We are empty, very weak, feeling hopeless.
And so we are especially thankful for the arms of Christ which enfold us. So tangibly.
We need that.

Proverbs 13:12
Hope deferred makes the heart sick,
but a desire fulfilled is a tree of life.

I don’t understand this verse. And I don’t know what to learn from it.
But I can tell you that it is Truth. Painful, beautiful Truth.

Saturday May 22, 2010

Isaiah 45:5-7
I am the LORD, and there is no other,
besides Me there is no God;
I equip you, though you do not know Me,
that people may know, from the rising of the sun
and from the west, that there is none besides Me;
I am the LORD, and there is no other.
I form light and create darkness,
I make well-being and create calamity,
I am the LORD, who does all these things.

Calamity. In my home. Where we grieve the death of our youngest baby.
And calamity. In the home of my friend. Where she grieves the death of her baby girl today too.
We stand with them in their grief.
We weep together for the deaths of our covenant children.
Perplexed at the calamities around us.
Certain that God is good, and equally as certain that He is terrible.

Psalm 6:2-3
Be gracious to me, O LORD, for I am languishing;
heal me, O LORD, for my bones are troubled.
My soul also is greatly troubled.
But you, O LORD— how long?

Thursday May 20, 2010

Dear brothers and sisters,

I cannot tell you how much I detest writing these things.

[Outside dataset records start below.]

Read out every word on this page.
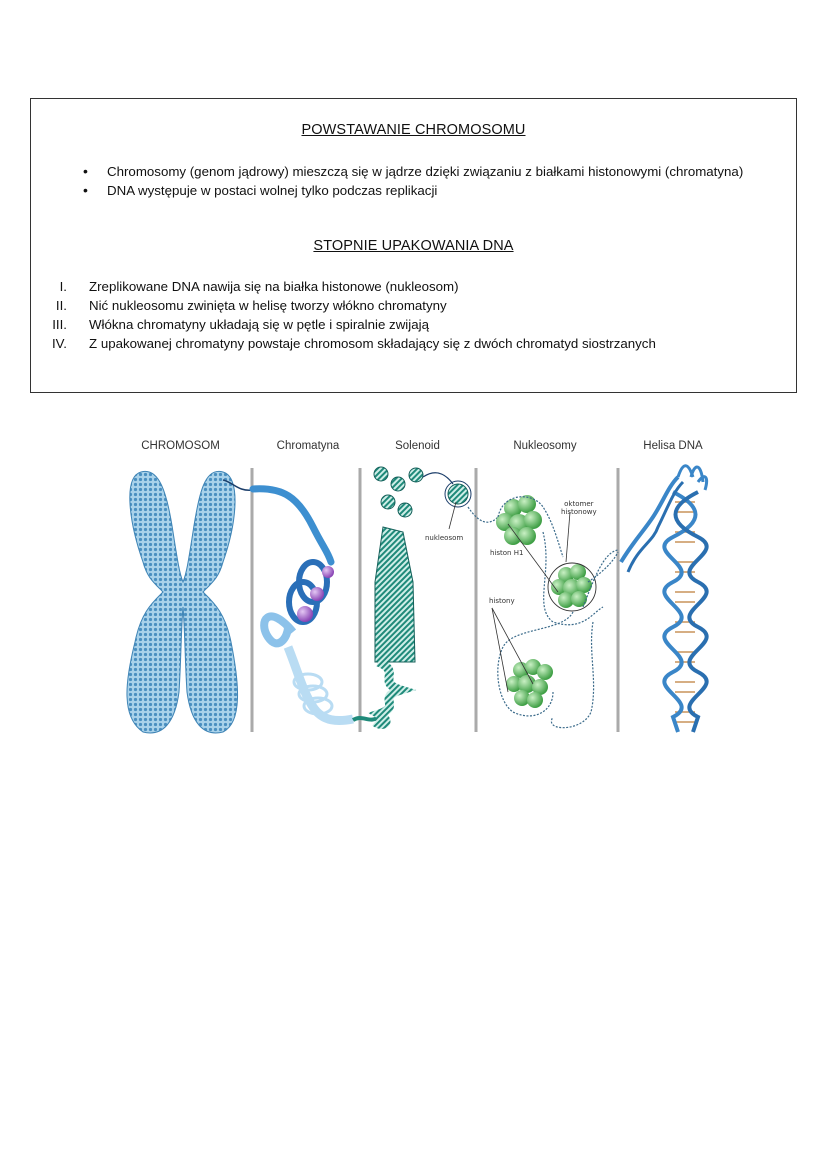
POWSTAWANIE CHROMOSOMU
• Chromosomy (genom jądrowy) mieszczą się w jądrze dzięki związaniu z białkami histonowymi (chromatyna)
• DNA występuje w postaci wolnej tylko podczas replikacji
STOPNIE UPAKOWANIA DNA
I. Zreplikowane DNA nawija się na białka histonowe (nukleosom)
II. Nić nukleosomu zwinięta w helisę tworzy włókno chromatyny
III. Włókna chromatyny układają się w pętle i spiralnie zwijają
IV. Z upakowanej chromatyny powstaje chromosom składający się z dwóch chromatyd siostrzanych
CHROMOSOM	Chromatyna	Solenoid	Nukleosomy	Helisa DNA
nukleosom
oktomer
histonowy
histon H1
histony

May God be gracious.
On Monday we learned that the child Melissa and I were expecting has gone to join five siblings in the loving arms of our Lord. God is good and faithful, even when our eyes of flesh fail to see it through the tears of grief. Please be in prayer for us. We feel like we have gone 6 rounds with a prize fighter. It is very hard to look ahead with any hope and in times like this faith does not come easy. Pray that God would supply grace for our every need. Pray that God would mend our broken hearts and carry us forward in peace. Pray that we would mourn the loss of another child in righteousness and that we would flee from the temptations to doubt, fear or let bitterness and anger taint our hearts. Pray that God would show His strength in our weakness.

We have named our baby Victory Athanasius, which means “victory of the immortal”. Christ has defeated sin and death. He is our first-fruits; our guarantee of eternal life. Our baby has put on immortality and is reveling in the victory bought by our Lord Jesus Christ. Christ has triumphed, and our child wears the white robes of His righteousness now and forever more.

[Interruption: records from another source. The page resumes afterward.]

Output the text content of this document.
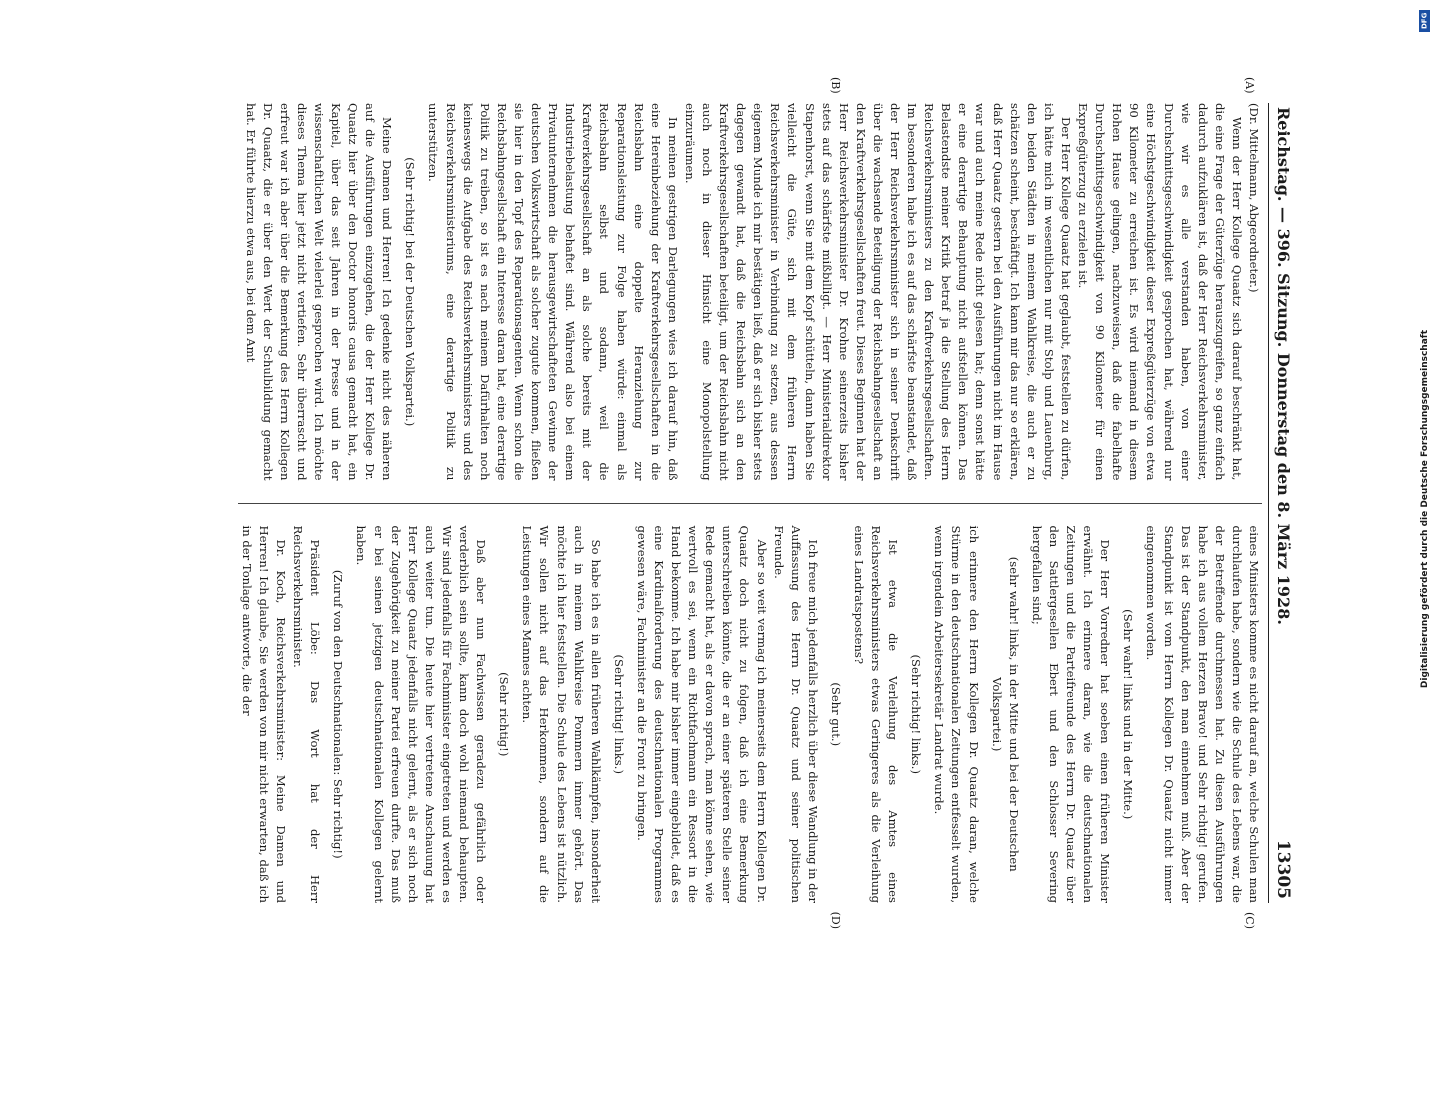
DFG
Digitalisierung gefördert durch die Deutsche Forschungsgemeinschaft
Reichstag. — 396. Sitzung. Donnerstag den 8. März 1928.
13305
(A)
(B)
(C)
(D)

(Dr. Mittelmann, Abgeordneter.)

Wenn der Herr Kollege Quaatz sich darauf beschränkt hat, die eine Frage der Güterzüge herauszugreifen, so ganz einfach dadurch aufzuklären ist, daß der Herr Reichsverkehrsminister, wie wir es alle verstanden haben, von einer Durchschnittsgeschwindigkeit gesprochen hat, während nur eine Höchstgeschwindigkeit dieser Expreßgüterzüge von etwa 90 Kilometer zu erreichen ist. Es wird niemand in diesem Hohen Hause gelingen, nachzuweisen, daß die fabelhafte Durchschnittsgeschwindigkeit von 90 Kilometer für einen Expreßgüterzug zu erzielen ist.

Der Herr Kollege Quaatz hat geglaubt, feststellen zu dürfen, ich hätte mich im wesentlichen nur mit Stolp und Lauenburg, den beiden Städten in meinem Wahlkreise, die auch er zu schätzen scheint, beschäftigt. Ich kann mir das nur so erklären, daß Herr Quaatz gestern bei den Ausführungen nicht im Hause war und auch meine Rede nicht gelesen hat; denn sonst hätte er eine derartige Behauptung nicht aufstellen können. Das Belastendste meiner Kritik betraf ja die Stellung des Herrn Reichsverkehrsministers zu den Kraftverkehrsgesellschaften. Im besonderen habe ich es auf das schärfste beanstandet, daß der Herr Reichsverkehrsminister sich in seiner Denkschrift über die wachsende Beteiligung der Reichsbahngesellschaft an den Kraftverkehrsgesellschaften freut. Dieses Beginnen hat der Herr Reichsverkehrsminister Dr. Krohne seinerzeits bisher stets auf das schärfste mißbilligt. — Herr Ministerialdirektor Stapenhorst, wenn Sie mit dem Kopf schütteln, dann haben Sie vielleicht die Güte, sich mit dem früheren Herrn Reichsverkehrsminister in Verbindung zu setzen, aus dessen eigenem Munde ich mir bestätigen ließ, daß er sich bisher stets dagegen gewandt hat, daß die Reichsbahn sich an den Kraftverkehrsgesellschaften beteiligt, um der Reichsbahn nicht auch noch in dieser Hinsicht eine Monopolstellung einzuräumen.

In meinen gestrigen Darlegungen wies ich darauf hin, daß eine Hereinbeziehung der Kraftverkehrsgesellschaften in die Reichsbahn eine doppelte Heranziehung zur Reparationsleistung zur Folge haben würde: einmal als Reichsbahn selbst und sodann, weil die Kraftverkehrsgesellschaft an als solche bereits mit der Industriebelastung behaftet sind. Während also bei einem Privatunternehmen die herausgewirtschafteten Gewinne der deutschen Volkswirtschaft als solcher zugute kommen, fließen sie hier in den Topf des Reparationsagenten. Wenn schon die Reichsbahngesellschaft ein Interesse daran hat, eine derartige Politik zu treiben, so ist es nach meinem Dafürhalten noch keineswegs die Aufgabe des Reichsverkehrsministers und des Reichsverkehrsministeriums, eine derartige Politik zu unterstützen.

(Sehr richtig! bei der Deutschen Volkspartei.)

Meine Damen und Herren! Ich gedenke nicht des näheren auf die Ausführungen einzugehen, die der Herr Kollege Dr. Quaatz hier über den Doctor honoris causa gemacht hat, ein Kapitel, über das seit Jahren in der Presse und in der wissenschaftlichen Welt vielerlei gesprochen wird. Ich möchte dieses Thema hier jetzt nicht vertiefen. Sehr überrascht und erfreut war ich aber über die Bemerkung des Herrn Kollegen Dr. Quaatz, die er über den Wert der Schulbildung gemacht hat. Er führte hierzu etwa aus, bei dem Amt

eines Ministers komme es nicht darauf an, welche Schulen man durchlaufen habe, sondern wie die Schule des Lebens war, die der Betreffende durchmessen hat. Zu diesen Ausführungen habe ich aus vollem Herzen Bravo! und Sehr richtig! gerufen. Das ist der Standpunkt, den man einnehmen muß. Aber der Standpunkt ist vom Herrn Kollegen Dr. Quaatz nicht immer eingenommen worden.

(Sehr wahr! links und in der Mitte.)

Der Herr Vorredner hat soeben einen früheren Minister erwähnt. Ich erinnere daran, wie die deutschnationalen Zeitungen und die Parteifreunde des Herrn Dr. Quaatz über den Sattlergesellen Ebert und den Schlosser Severing hergefallen sind;

(sehr wahr! links, in der Mitte und bei der Deutschen Volkspartei.)

ich erinnere den Herrn Kollegen Dr. Quaatz daran, welche Stürme in den deutschnationalen Zeitungen entfesselt wurden, wenn irgendein Arbeitersekretär Landrat wurde.

(Sehr richtig! links.)

Ist etwa die Verleihung des Amtes eines Reichsverkehrsministers etwas Geringeres als die Verleihung eines Landratspostens?

(Sehr gut.)

Ich freue mich jedenfalls herzlich über diese Wandlung in der Auffassung des Herrn Dr. Quaatz und seiner politischen Freunde.

Aber so weit vermag ich meinerseits dem Herrn Kollegen Dr. Quaatz doch nicht zu folgen, daß ich eine Bemerkung unterschreiben könnte, die er an einer späteren Stelle seiner Rede gemacht hat, als er davon sprach, man könne sehen, wie wertvoll es sei, wenn ein Richtfachmann ein Ressort in die Hand bekomme. Ich habe mir bisher immer eingebildet, daß es eine Kardinalforderung des deutschnationalen Programmes gewesen wäre, Fachminister an die Front zu bringen.

(Sehr richtig! links.)

So habe ich es in allen früheren Wahlkämpfen, insonderheit auch in meinem Wahlkreise Pommern immer gehört. Das möchte ich hier feststellen. Die Schule des Lebens ist nützlich. Wir sollen nicht auf das Herkommen, sondern auf die Leistungen eines Mannes achten.

(Sehr richtig!)

Daß aber nun Fachwissen geradezu gefährlich oder verderblich sein sollte, kann doch wohl niemand behaupten. Wir sind jedenfalls für Fachminister eingetreten und werden es auch weiter tun. Die heute hier vertretene Anschauung hat Herr Kollege Quaatz jedenfalls nicht gelernt, als er sich noch der Zugehörigkeit zu meiner Partei erfreuen durfte. Das muß er bei seinen jetzigen deutschnationalen Kollegen gelernt haben.

(Zuruf von den Deutschnationalen: Sehr richtig!)

Präsident Löbe: Das Wort hat der Herr Reichsverkehrsminister.

Dr. Koch, Reichsverkehrsminister: Meine Damen und Herren! Ich glaube, Sie werden von mir nicht erwarten, daß ich in der Tonlage antworte, die der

“When the perishable puts on the imperishable, and the mortal puts on immortality, then shall come to pass the saying that is written:

‘Death is swallowed up in victory.’ ‘O death, where is your victory?
O death, where is your sting?’

The sting of death is sin, and the power of sin is the law. But thanks be to God, who gives us the victory through our Lord Jesus Christ.” (1 Cor. 15:54-56)

May God grant His perfect grace and peace. To Him be the glory, even in the unrelenting tears.

Steven

Tuesday May 18, 2010

Just got home from the hospital, so it’s time to rest. But I wanted to thank you for all the compassion, love, and especially prayers. I am so thankful for that. It feels like the emotional pain is just never ending. Thank you for being our brethren. I don’t know how much I will update on the subject – but please know that we continually covet your prayers.